Top Imports from Mexico by State

Mexico is another critical trading partner, with cars, trucks, and auto parts making up the largest share of its exports to the U.S. Machinery and electrical equipment, including industrial machinery, computers, and household appliances, are also significant contributors. Other major exports include petroleum products, farm products, medical devices, plastics, and textiles. Motor vehicles are the top imports for 16 states, including Arkansas, California, Florida, Iowa, Maryland, Michigan, Montana, Nebraska, North Dakota, Pennsylvania, Rhode Island, South Dakota, Tennessee, Washington, Wisconsin, and Wyoming. Motor vehicle parts rank second, leading the imports in seven states: Alabama, Indiana, Kentucky, Mississippi, Ohio, Oregon, and South Carolina. Computer equipment follows in third place, topping the imports in five states: Georgia, New York, North Carolina, Texas, and Virginia.

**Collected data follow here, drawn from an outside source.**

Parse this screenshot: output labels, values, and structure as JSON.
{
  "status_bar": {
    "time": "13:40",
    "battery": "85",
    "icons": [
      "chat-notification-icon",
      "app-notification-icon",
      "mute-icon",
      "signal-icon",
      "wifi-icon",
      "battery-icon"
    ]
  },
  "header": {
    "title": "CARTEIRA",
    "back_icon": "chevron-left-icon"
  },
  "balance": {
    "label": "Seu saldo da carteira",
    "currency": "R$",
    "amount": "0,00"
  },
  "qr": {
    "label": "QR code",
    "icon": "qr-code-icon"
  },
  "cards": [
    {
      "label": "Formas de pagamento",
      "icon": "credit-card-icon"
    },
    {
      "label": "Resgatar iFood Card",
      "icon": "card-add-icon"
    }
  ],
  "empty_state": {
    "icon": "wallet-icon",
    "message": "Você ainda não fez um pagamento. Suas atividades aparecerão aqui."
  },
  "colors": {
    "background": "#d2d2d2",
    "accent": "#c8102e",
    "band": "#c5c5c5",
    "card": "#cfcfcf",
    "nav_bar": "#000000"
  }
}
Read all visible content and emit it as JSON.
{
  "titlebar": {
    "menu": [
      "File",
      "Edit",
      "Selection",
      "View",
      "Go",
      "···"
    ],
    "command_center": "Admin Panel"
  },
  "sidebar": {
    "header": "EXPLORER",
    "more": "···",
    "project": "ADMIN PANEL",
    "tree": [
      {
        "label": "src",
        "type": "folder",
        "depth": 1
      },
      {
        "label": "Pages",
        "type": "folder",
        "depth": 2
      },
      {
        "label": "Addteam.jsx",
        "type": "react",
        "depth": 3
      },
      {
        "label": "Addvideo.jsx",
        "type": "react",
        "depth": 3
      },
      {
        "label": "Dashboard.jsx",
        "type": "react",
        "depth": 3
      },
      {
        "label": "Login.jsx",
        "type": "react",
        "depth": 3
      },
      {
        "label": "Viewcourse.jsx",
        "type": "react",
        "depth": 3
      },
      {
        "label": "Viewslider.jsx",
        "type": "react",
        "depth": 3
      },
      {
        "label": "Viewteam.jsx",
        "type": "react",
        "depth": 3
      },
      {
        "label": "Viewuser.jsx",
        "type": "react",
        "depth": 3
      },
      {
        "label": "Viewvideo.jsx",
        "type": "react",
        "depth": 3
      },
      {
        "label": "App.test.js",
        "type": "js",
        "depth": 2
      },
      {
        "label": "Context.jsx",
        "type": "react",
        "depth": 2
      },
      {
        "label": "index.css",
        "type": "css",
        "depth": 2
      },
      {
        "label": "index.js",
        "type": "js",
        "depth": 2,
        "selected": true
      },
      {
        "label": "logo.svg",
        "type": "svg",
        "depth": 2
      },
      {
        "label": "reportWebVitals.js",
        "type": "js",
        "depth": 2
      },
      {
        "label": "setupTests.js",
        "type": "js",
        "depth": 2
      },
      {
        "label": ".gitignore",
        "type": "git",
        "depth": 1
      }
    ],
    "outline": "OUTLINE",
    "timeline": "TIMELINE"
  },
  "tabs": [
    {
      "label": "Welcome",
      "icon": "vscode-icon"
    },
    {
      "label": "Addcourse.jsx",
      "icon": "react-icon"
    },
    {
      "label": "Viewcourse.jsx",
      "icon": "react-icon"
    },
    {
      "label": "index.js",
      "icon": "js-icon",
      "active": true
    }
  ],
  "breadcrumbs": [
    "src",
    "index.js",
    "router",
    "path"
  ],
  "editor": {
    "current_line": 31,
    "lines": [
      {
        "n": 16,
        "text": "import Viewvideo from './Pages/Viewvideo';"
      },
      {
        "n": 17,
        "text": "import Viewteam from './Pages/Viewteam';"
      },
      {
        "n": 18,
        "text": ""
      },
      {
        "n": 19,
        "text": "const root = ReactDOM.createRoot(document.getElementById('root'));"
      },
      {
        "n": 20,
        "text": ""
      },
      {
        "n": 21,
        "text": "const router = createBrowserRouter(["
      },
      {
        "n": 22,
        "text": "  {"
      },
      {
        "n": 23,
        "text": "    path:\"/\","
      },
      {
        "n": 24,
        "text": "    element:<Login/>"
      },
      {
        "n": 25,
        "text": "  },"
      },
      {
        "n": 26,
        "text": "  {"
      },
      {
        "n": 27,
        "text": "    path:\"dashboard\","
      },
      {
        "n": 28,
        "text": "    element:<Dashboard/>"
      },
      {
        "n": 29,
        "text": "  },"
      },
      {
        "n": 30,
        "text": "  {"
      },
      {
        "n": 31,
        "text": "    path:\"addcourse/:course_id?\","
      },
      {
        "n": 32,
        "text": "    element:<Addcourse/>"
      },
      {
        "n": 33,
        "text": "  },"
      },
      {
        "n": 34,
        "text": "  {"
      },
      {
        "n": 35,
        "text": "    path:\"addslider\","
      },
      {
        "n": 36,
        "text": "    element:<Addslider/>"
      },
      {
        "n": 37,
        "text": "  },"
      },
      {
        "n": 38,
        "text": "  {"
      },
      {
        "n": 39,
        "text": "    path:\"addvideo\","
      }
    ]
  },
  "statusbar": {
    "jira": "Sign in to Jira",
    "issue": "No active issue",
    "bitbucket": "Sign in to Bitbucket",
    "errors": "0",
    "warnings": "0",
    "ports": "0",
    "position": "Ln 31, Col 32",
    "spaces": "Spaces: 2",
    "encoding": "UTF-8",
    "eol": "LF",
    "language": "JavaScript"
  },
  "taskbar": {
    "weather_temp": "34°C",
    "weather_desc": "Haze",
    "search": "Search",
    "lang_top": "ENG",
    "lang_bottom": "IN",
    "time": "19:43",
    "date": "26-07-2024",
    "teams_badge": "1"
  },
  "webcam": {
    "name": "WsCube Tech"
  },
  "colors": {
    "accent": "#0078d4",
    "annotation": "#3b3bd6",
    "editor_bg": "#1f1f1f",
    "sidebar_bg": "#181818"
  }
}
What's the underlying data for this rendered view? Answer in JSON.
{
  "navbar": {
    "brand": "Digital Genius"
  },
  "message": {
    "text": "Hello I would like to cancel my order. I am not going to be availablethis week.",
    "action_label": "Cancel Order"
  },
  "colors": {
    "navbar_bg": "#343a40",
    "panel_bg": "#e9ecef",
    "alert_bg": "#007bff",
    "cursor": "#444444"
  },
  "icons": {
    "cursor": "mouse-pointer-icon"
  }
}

Conclusion: A Fragile Economic Landscape

The implementation of these tariffs has created a precarious economic environment, with potential repercussions for both the U.S. and its trading partners. While the immediate impact will be felt most acutely in states heavily dependent on Canadian and Mexican imports, the ripple effects of retaliatory measures and price increases could reverberate across the entire economy. As global trade tensions continue to escalate, the focus will remain on how these policies evolve and the measures taken to mitigate their impact on consumers and businesses alike.